Lessons From Burkina Faso [opinion]

The ongoing political turmoil in the West African state of Burkina Faso could easily have found me in that nation’s capital, Ouagadougou.

But for logistical considerations, especially my very limited grasp of the French language, I avoided Burkina Faso as I embarked on my PhD dissertation field research.

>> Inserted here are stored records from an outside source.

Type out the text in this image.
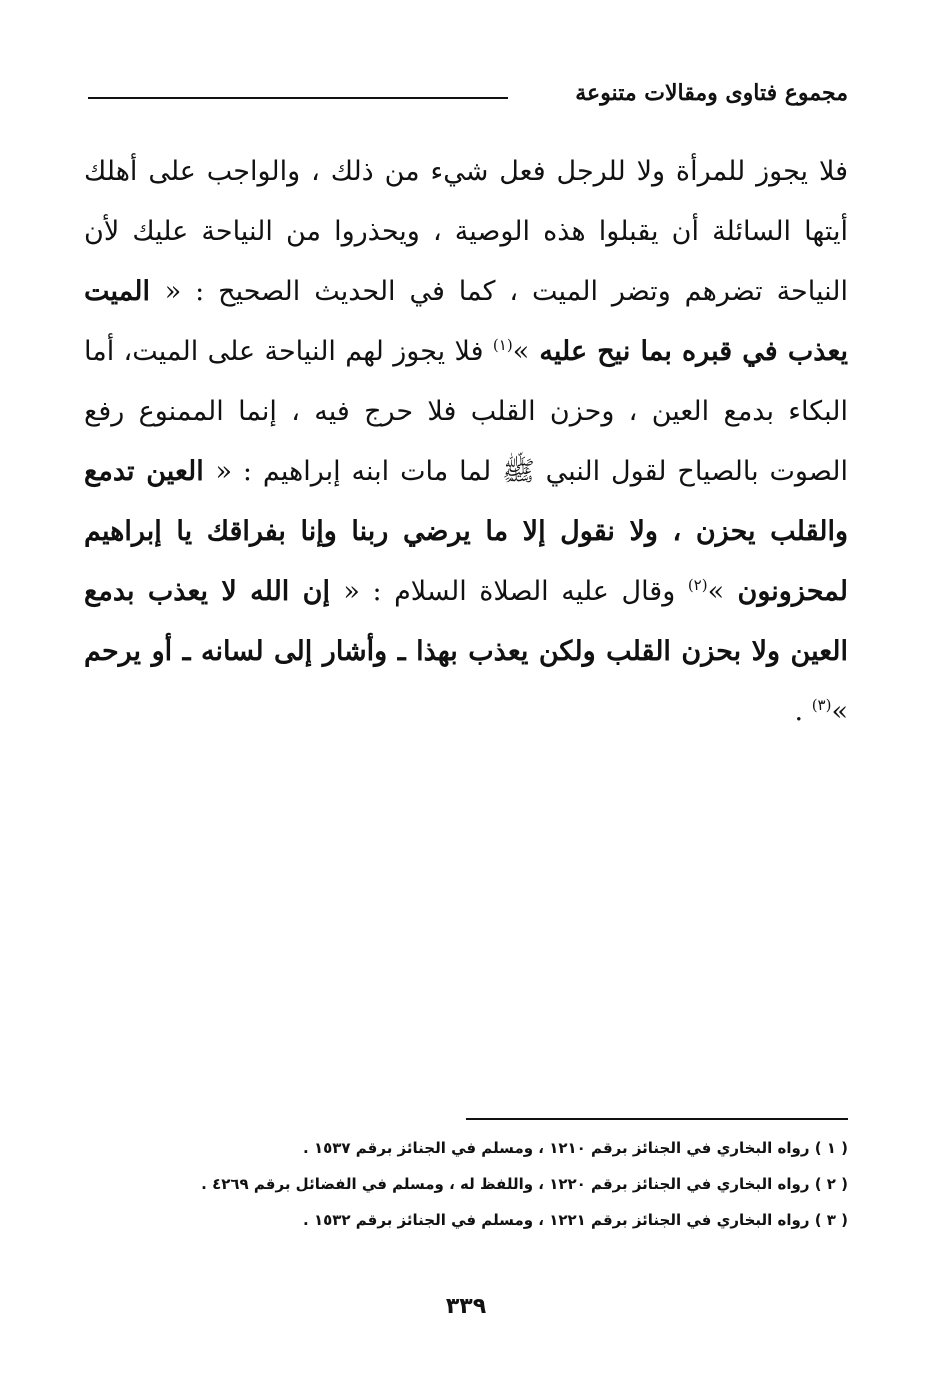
مجموع فتاوى ومقالات متنوعة
فلا يجوز للمرأة ولا للرجل فعل شيء من ذلك ، والواجب على أهلك أيتها السائلة أن يقبلوا هذه الوصية ، ويحذروا من النياحة عليك لأن النياحة تضرهم وتضر الميت ، كما في الحديث الصحيح : « الميت يعذب في قبره بما نيح عليه »$^{(١)}$ فلا يجوز لهم النياحة على الميت، أما البكاء بدمع العين ، وحزن القلب فلا حرج فيه ، إنما الممنوع رفع الصوت بالصياح لقول النبي ﷺ لما مات ابنه إبراهيم : « العين تدمع والقلب يحزن ، ولا نقول إلا ما يرضي ربنا وإنا بفراقك يا إبراهيم لمحزونون »$^{(٢)}$ وقال عليه الصلاة السلام : « إن الله لا يعذب بدمع العين ولا بحزن القلب ولكن يعذب بهذا ـ وأشار إلى لسانه ـ أو يرحم »$^{(٣)}$ .
( ١ ) رواه البخاري في الجنائز برقم ١٢١٠ ، ومسلم في الجنائز برقم ١٥٣٧ .
( ٢ ) رواه البخاري في الجنائز برقم ١٢٢٠ ، واللفظ له ، ومسلم في الفضائل برقم ٤٢٦٩ .
( ٣ ) رواه البخاري في الجنائز برقم ١٢٢١ ، ومسلم في الجنائز برقم ١٥٣٢ .
٣٣٩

Burkina Faso, Eritrea, Ethiopia, Ghana, Rwanda and Uganda have in recent decades been led by charismatic and reformist rulers. These rulers started out as revolutionaries who sought to reconstruct politics and reengineer society. In the post-Cold War global political order, they were billed by the Western powers as “new breed” leaders, a beacon of hope for Africa.

Two of these rulers are out of power: Ghana’s Jerry Rawlings handed over peacefully in 2000, and only last week, Burkina Faso’s Blaise Compaore was forced out by a popular uprising. One died in power in 2012 – Ethiopia’s Meles Zenawi – and three are still holding fort: Eritrea’s Isaias Afewerki, Rwanda’s Paul Kagame and Uganda’s Yoweri Museveni. All three still in power have ruled for more than twenty years.

With the exception of the recluse Afewerki, who has become some sort of international pariah, the rest have been darlings of the West. Hardnosed critics like Uganda People’s Congress’ ideologue, Yoga Adhola, would say they have been the leading agents of imperialism.

To be sure, President Museveni, for one, has had an unrivalled and rhetorically charged stance against “Western imperialism.” Yet he remains the leading trusted player for the West in the geopolitics of the Great Lakes region and the horn of Africa. The now deposed Compaore was for long a key player in West Africa especially in doing the bidding for the French.

Most of these rulers maintained a firm grip on power by sustaining a politically-skewed environment, employing coercion and staging and winning flawed elections. The dramatic and rather humiliating departure of Compaore last week may have come unexpectedly, but it was hardly surprising. It is now almost a given that the longer a ruler brutally clings onto power, the more likely that the end will be chaotic.

What is perhaps surprising is that African rulers appear not to see this obvious historical trend. In 2003, the late Eriya Kategaya (RIP) attempted to articulate this point to persuade his long-time comrade, Yoweri Museveni, to relinquish power.

In his Impassioned for Freedom, Kategaya argued that the longer a leader stays in power ,the more he gets consumed by the trappings of power, with many hangers-on around, and ultimately loses touch with reality. Survival in power then becomes an end in itself and the possibility of an alternative leadership is totally out of the imagination.

Kategaya reasoned that after 20 years in power, a leader like Museveni would have made his contribution and should hand over the mantle of leadership. Museveni characteristically disregarded this wise counsel. He has insisted on only leaving when the people no longer want him. By this, perhaps, he means that he will leave when he loses an election.

But he knows that he can’t allow losing an election thus he must keep the electoral process firmly under his control. So, in a sense, he has his destiny in his hands and not in those of the voters. Here, Museveni has mastered Joseph Stalin’s dictum that it’s not so much important who votes but who counts the votes.

That said, the full import of Museveni’s insistence that he will leave only when he is not needed is that he will most likely be humiliated out of power. It now looks increasingly unlikely that Museveni will ever peacefully hand over power either after losing an election or by declining to seek another term in office. By making peaceful transfer of power impossible, African rulers make violent overthrow inevitable.

The site of the Burkinabe parliament going up in flames must have anguished many of us watching from afar but the irate crowd could have wanted more. Thus, President Compaore did not waste any more time: he swiftly fled to the Ivory Coast.

So after 27 years in power, you flee your country like a common criminal, a fugitive. The rationale here is strange: African misrulers would rather hang on for long enough and leave ignominiously than play your part and step down in good time!

Interestingly, our own President Museveni, after capturing power, defined Africa’s problem as leaders who overstayed in power. But after three decades in charge, he now finds it totally acceptable to cling on!

The author is a PhD candidate in Political Science at Northwestern University, EvanstonChicago-USA.